Panelde Atıf Bedir, Necip Evlice ve İbrahim Demirci tarafından Nuri Pakdil’in Kudüs ve Filistin hassasiyeti, gençlerle ilgili düşünceleri ve duruşuna dair birçok konuya değinildi.

Panelde konuşan Karabük Üniversitesi Rektörü Prof. Dr. Fatih Kırışık, “ ‘Bizim için Nuri Pakdil ne anlam ifade ediyor?’ diye baktığımızda çok zor dönemlerden geçen bir insanın, çok büyük zorluklar içerisinde yaşayan bir insanın hayatı, Türkiye’yi, dünyayı okuması, yorumlaması, analiz etmesi ve eserlerine yansıtması olarak değerlendiriyorum. Zor dönemlerden ve zor koşullardan geçmiş bir mütefekkirin hayatını gözlemliyoruz. Hayatını bir mücadele ruhuna adamış, önemli bir mütefekkir olarak bize hayatın zorlukları karşısında yılmamayı, bıkmamayı ve sürekli belli bir misyona, hedefe, hayallere, umutlara doğru gayret göstermeyi ifade ediyor” diye konuştu.

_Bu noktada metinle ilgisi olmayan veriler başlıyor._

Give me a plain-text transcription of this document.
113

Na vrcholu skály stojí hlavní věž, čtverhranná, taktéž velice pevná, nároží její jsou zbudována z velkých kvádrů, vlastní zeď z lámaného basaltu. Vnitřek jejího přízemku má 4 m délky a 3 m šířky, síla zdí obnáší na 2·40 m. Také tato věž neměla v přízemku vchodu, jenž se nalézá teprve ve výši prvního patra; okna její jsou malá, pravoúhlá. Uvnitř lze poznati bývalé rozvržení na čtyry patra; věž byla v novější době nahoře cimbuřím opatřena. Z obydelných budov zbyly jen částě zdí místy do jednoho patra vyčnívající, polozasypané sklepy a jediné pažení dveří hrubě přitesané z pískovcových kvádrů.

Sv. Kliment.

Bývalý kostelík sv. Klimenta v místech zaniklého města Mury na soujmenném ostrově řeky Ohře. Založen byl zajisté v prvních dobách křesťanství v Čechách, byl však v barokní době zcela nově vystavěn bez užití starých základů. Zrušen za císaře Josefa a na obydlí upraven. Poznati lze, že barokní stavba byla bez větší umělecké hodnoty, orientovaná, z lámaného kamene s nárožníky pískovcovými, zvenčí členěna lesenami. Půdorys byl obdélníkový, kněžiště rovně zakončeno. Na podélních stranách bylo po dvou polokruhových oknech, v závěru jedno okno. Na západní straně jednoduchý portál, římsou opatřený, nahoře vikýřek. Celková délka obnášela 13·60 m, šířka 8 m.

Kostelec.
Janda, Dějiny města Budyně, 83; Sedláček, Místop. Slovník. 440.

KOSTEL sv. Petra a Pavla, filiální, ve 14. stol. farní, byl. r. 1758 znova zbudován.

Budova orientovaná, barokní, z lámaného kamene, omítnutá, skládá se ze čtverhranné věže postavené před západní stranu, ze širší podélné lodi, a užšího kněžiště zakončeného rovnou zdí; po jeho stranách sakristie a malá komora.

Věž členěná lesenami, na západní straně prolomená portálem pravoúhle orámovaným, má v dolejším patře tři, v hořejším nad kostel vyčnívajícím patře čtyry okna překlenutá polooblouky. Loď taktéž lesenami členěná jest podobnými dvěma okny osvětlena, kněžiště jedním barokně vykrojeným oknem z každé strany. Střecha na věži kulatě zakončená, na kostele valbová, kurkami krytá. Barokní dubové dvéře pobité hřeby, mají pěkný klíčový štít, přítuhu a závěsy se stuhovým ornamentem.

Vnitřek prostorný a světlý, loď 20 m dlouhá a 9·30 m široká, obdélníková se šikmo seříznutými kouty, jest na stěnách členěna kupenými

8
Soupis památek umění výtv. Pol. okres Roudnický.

Rektör Kırışık, sözlerini şu şekilde sürdürdü:

“Türkiye’nin ve dünyanın geçtiği süreçleri görüyoruz. Özellikle Gazze’de yaşananlar çerçevesinde dünya sisteminde ortaya çıkan boşlukları, problemleri, görüyoruz, gözlemliyoruz. Bu tablo içerisinde umudunu kaybetmemek, sürekli mazlumun yanında olmak, Kudüs’ün yanında olmak, insanlığa barışı, kardeşliği, huzuru getirecek bir sistemi savunmak noktasında Nuri Pakdil üstadın bize çok önemli mesajları var. Bu mesajları yaşam tarzı haline getirmemiz gerekiyor. Bu konuda başarılı olabilmek için yaşam tarzı haline getirdiğimiz bu mesajları sürekli bir şekilde uygulamaya geçirmek için birlikte çalışmamız, çabamız gerekiyor. Aksi takdirde ‘Bir edebi eseri okuduk, bir psikolojik rahatlama içerisine girdik, manevi bir mistik boşluk içerisinde kendimizi bulduk, sonra kaybolup gitti’ şeklinde bir tarz izlersek o zaman bizim için çok bir anlamı olmayacaktır. O nedenle Nuri Pakdil üstadın yaşamını incelediğimizde vazgeçmeyen, pes etmeyen, kaybetse de yenilse de düşse de düştüğü yerden hemen kalkmasını bilen ve mücadele etmeye devam eden bir büyük kahramanı bu esnada gözlemliyoruz. Nuri Pakdil üstadın hayatı zorluklar ya da kolaylıklar gibi bir kıyaslama olmaksızın her an gerilim hattında yaşayan bir insanın dinamizmini bize gösteriyor. Her an gergin bir hat üzerinde, ‘Kudüs alınmadan, Filistin alınmadan ben gülemem’ diyen bir Selahattin Eyyubi hassasiyetinde son derece gergin ve mücadeleci bir hayat yaşadığını gözlemliyoruz. O halde bize Nuri Pakdil üstadın söylediği çok şey var, verdiği çok mesaj var, yaşamımıza yönelik söylediği çok şey var. ‘Bundan sonra ne yapmak gerekir?’ diye sorduğumuzda bundan sonra bugünden itibaren hayatımızı yeniden analiz etmek, yeniden değerlendirmek ve bugün yaşadığımız sorunların çözümünü kendi yaşamlarımızı değiştirmekte olduğunu görerek Nuri Pakdil üstadı anlayabiliriz, tanıyabiliriz, onun yaşadığı hayatın bir benzerini biz de yaşayabiliriz.”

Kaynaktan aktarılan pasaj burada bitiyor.